Une cage en plexiglas et un gardien humain
Pour l’instant, Digit opère depuis l’intérieur d’une enceinte en plexiglas. La raison est simple : le robot ne sait pas encore détecter la présence d’êtres humains dans son environnement immédiat. Les réglementations OSHA sur la sécurité des machines imposent donc de le confiner. Ce n’est pas une limitation permanente. Agility Robotics estime que ses robots seront capables de travailler aux côtés d’humains sans séparation physique d’ici la fin de l’année 2026.
« Nous avons identifié tout un ensemble de tâches que nous aimerions confier à des robots humanoïdes », a déclaré Courtney Baines, ingénieure en technologies de production avancées chez Schaeffler.
La question du prix de l’heure
Le déploiement de Digit revient aujourd’hui entre 10 et 25 dollars de l’heure, selon la configuration choisie par l’usine. C’est dans la fourchette du salaire d’entrée dans la même usine, fixé à 20 dollars de l’heure pour un humain. Pour l’instant, le robot est donc un choix neutre sur le plan financier, pas encore une économie.

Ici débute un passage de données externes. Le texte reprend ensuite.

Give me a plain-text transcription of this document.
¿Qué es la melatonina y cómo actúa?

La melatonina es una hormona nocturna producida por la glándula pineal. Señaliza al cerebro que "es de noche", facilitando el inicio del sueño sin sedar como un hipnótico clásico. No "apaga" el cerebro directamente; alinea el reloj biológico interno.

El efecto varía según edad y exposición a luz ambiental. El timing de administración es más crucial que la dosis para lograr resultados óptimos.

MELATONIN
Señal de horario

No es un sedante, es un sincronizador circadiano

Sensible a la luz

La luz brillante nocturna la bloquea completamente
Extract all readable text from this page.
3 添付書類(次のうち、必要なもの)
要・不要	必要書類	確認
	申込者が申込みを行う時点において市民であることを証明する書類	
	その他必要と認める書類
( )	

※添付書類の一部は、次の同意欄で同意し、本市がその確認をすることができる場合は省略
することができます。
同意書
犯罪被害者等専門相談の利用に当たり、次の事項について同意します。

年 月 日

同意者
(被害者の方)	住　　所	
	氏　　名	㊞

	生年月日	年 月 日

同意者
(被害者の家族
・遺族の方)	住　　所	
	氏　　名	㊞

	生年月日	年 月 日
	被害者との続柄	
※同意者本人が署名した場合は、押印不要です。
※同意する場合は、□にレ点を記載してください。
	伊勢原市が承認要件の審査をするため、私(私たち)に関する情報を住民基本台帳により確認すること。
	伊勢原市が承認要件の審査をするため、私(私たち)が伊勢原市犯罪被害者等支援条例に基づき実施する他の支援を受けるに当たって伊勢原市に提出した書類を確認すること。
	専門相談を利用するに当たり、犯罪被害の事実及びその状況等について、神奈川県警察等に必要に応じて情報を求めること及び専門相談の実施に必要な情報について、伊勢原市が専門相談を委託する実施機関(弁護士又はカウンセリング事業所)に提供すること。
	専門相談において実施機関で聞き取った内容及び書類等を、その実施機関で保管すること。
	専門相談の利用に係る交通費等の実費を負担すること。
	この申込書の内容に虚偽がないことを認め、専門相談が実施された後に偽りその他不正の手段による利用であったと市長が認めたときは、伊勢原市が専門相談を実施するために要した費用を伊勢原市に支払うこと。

L’objectif affiché par Damion Shelton, co-fondateur d’Agility Robotics, est de descendre à 2 ou 3 dollars de l’heure à mesure que la production des robots monte en puissance. Si ce cap est atteint, la comparaison avec les travailleurs humains changerait de nature.
Efficacité contre emploi
« L’efficacité, c’est la règle du jeu, et elle est implacable », a dit Doug Thompson, employé chez Schaeffler depuis 14 ans, au Wall Street Journal. « Ca ne va pas s’arrêter. »
Ce déploiement en Caroline du Sud illustre le stade actuel des robots humanoïdes en usine : techniquement capables pour des tâches répétitives bien définies, mais pas encore autonomes. Ils ont besoin d’un encadrement humain, d’une infrastructure de sécurité, et d’un coût qui reste élevé. Quelques semaines plus tôt, Xiaomi avait également déployé deux robots humanoïdes dans son usine de véhicules électriques à Pékin, également dans des enceintes de protection.
La phase d’intégration progressive est en cours. Les cages en plexiglas finiront par disparaître. La question de ce qui se passe ensuite pour les travailleurs concernés reste ouverte.